Destabilization of a non-pathological variant of ataxin-3 results in fibrillogenesis via a partially folded intermediate: a model for misfolding in polyglutamine disease.

Ataxin-3 is a member of the polyglutamine family of proteins, which are associated with at least nine different neurodegenerative diseases. In the disease state, expansion of the polyglutamine tract leads to dysfunction and death of neurons, as well as formation of proteinaceous aggregates known as nuclear inclusions. Intriguingly, both expanded and non-expanded forms of ataxin-3 are observed within these nuclear inclusions.
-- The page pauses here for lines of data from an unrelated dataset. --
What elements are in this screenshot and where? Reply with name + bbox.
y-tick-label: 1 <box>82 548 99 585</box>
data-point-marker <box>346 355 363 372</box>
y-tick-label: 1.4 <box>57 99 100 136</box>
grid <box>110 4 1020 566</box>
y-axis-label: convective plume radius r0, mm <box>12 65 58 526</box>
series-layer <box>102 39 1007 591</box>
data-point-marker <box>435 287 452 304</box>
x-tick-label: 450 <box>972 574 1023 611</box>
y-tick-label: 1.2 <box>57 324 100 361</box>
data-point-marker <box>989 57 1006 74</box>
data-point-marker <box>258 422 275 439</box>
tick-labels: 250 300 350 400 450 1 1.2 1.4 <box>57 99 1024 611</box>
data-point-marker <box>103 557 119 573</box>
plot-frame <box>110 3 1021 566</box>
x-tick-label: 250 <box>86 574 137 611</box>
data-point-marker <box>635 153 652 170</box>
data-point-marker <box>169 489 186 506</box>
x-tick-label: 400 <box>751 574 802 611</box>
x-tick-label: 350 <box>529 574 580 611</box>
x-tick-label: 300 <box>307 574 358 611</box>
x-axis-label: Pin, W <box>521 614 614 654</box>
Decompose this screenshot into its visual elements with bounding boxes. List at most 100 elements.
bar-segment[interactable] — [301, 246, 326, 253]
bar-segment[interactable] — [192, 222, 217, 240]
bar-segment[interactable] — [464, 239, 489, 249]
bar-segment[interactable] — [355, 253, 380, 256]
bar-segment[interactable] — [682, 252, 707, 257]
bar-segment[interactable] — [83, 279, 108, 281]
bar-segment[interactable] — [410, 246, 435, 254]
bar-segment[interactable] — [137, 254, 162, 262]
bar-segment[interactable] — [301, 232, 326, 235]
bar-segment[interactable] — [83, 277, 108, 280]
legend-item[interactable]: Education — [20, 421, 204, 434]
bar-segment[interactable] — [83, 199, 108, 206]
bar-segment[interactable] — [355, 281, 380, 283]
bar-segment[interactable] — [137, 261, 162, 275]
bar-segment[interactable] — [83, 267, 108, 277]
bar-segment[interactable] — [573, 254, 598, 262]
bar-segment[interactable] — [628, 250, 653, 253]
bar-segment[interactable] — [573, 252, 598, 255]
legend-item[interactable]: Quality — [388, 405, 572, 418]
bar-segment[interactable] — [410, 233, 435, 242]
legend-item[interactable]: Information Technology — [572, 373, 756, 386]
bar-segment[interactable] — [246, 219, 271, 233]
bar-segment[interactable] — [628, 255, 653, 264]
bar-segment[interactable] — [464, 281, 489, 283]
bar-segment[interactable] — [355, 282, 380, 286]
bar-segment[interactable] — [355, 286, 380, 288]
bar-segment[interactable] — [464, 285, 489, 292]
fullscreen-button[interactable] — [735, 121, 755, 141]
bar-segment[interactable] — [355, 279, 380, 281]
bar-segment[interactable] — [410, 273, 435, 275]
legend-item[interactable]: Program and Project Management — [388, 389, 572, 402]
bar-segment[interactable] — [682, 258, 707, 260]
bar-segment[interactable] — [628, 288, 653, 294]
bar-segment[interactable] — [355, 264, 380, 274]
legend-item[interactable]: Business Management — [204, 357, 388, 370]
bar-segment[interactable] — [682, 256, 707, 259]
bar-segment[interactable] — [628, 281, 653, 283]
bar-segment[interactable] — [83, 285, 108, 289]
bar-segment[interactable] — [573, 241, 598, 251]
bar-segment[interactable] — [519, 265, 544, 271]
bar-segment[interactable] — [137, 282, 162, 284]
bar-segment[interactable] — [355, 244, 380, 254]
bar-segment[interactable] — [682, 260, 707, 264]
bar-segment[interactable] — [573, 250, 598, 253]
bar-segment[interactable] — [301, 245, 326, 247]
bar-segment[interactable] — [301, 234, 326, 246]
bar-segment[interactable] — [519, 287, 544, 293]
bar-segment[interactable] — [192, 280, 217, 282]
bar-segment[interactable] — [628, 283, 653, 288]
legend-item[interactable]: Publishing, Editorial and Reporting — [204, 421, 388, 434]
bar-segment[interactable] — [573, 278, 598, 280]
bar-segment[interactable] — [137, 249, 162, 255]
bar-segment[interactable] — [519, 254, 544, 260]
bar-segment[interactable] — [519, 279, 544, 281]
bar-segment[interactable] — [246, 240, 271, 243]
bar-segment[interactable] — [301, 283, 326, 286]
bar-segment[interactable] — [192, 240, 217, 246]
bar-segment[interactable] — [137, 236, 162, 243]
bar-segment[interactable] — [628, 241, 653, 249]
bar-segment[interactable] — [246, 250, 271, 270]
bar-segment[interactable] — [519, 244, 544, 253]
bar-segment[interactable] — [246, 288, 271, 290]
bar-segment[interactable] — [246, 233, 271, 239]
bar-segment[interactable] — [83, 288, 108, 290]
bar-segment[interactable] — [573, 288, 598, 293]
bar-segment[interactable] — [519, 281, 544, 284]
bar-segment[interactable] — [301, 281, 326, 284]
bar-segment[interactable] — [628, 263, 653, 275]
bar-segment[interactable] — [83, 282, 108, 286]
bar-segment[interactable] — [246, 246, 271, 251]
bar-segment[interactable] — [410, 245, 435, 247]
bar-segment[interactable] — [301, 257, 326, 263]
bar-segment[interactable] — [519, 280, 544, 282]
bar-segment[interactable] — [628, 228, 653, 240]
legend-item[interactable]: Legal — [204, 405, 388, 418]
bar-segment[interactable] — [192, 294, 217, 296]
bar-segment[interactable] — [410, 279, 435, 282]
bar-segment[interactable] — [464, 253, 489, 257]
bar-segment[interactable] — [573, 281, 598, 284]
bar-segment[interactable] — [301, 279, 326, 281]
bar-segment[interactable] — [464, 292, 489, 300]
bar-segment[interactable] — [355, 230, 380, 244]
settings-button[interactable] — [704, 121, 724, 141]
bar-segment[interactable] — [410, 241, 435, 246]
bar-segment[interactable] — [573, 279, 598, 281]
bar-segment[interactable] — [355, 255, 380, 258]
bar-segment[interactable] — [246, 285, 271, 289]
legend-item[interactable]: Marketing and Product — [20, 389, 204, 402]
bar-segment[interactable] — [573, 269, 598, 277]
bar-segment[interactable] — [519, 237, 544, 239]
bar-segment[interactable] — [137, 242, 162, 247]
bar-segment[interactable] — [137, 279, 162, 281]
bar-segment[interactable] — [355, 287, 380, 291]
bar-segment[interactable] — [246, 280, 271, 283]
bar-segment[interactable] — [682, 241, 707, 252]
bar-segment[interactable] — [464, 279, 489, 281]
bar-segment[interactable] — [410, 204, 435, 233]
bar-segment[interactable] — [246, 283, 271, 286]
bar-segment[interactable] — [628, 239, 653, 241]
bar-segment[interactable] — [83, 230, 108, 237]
Ataxin-3 is the smallest of the polyglutamine disease proteins and in its expanded form causes the neurodegenerative disorder Machado-Joseph disease. Using a non-pathological variant containing 28 residues in its polyglutamine tract, we have probed the folding and misfolding pathways of ataxin-3. We describe here the first equilibrium folding pathway delineated for any polyglutamine protein and show that ataxin-3 folds reversibly via a single intermediate species. We have also explored further the misfolding potential of the protein and found that partial destabilization of ataxin-3 by chemical denaturation leads to the formation of fibrillar aggregates by the non-pathological variant. These results provide an insight into the possible mechanisms by which polyglutamine expansion may affect the stability and conformation of the protein. The implications of this are considered in the wider context of the development and pathogenesis of polyglutamine diseases.